Negli intervalli, sempre più brevi, di queste grandi crisi, sempre più pesanti, ne sono seguite altre di minore entità, che hanno sempre costretto il capitalismo a nuove soluzioni per dare una risposta al calo del saggio di profitto, che il capitale non può permettersi per la sua stessa sopravvivenza. Ovviamente chi paga il fio di tutto questo è il proletariato nel suo complesso, in termini di salari, di repressione, di sfruttamento, peggiorando le condizioni materiali e sociali dei ceti meno abbienti, spesso mandati ad essere carne da macello per difendere l'interesse del prorio Paese, che in effetti è l'interesse del capitale.
Le crisi vengono infatti presentate come incidenti di percorso, dopo i quali “si ritornerà di nuovo a rilanciare l'economia”. Si è parlato e si parla di "finanza cattiva" e di "finanza buona", ma la finanza è semplicemente capitalistica, e serve a mettere in circolazione soldi quando non ce ne sono, cioè quando calano i profitti irrompe la finanza. Essendo globale il capitalismo, le sue crisi non possono essere che globali.
Fare più deficit è oggi la strada principale che le classi borghesi dominanti pensano di imboccare per fronteggiare la crisi economica in corso. Nella consapevolezza che il peso maggiore del debito ricade comunque sulle spalle dei proletari. Il pragmatismo, prevalente negli apparati politici borghesi, fa ritenere l'attuale situazione economica una condizione transitoria, trascorsa la quale, sarà possibile un rafforzato mix di autoritarismo sociale e politico e un rilancio in grande stile del nazionalismo, per avviare una nuova stagione di sacrifici e di macelleria sociale più intensa.

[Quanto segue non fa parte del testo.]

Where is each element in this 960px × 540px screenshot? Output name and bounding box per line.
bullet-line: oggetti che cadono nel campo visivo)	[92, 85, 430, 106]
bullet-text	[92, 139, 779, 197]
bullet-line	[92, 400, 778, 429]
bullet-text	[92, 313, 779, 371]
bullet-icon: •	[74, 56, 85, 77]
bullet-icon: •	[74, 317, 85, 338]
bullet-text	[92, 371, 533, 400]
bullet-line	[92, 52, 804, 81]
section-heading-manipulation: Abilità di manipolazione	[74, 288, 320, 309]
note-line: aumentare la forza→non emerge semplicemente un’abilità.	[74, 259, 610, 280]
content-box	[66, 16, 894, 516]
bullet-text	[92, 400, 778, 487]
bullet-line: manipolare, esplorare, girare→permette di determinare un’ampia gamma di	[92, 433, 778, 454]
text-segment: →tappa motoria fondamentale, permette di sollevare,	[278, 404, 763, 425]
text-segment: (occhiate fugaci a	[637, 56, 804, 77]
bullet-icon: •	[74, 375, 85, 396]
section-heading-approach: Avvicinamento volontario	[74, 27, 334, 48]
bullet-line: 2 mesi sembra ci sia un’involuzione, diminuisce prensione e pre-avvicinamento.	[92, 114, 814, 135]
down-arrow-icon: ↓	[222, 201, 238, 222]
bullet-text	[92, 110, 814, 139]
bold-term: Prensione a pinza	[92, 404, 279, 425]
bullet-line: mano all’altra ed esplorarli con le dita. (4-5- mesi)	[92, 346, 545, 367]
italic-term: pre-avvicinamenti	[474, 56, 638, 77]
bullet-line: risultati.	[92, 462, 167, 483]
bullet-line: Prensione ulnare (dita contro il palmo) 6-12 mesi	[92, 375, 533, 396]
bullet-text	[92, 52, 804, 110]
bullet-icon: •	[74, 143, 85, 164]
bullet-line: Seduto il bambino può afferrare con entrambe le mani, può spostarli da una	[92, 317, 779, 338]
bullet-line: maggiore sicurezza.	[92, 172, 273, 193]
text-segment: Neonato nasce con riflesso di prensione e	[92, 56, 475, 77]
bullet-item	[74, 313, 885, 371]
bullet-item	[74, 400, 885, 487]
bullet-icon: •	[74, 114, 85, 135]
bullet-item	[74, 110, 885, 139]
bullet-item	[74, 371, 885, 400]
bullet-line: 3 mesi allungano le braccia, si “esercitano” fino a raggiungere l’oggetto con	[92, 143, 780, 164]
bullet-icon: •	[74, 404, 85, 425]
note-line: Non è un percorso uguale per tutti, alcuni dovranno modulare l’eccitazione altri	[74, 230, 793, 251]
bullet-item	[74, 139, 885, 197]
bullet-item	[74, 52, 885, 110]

Qualunque strada imboccherà la crisi economica attuale, l'alternativa fra un inasprimento enorme della miseria e dello sfruttamento, con una crescita dei conflitti inter-imperialistici sullo scacchiere mondiale, e la organizzazione politica dei proletari per lottare contro le classi borghesi dominanti, si porrà in modo sempre più stringente.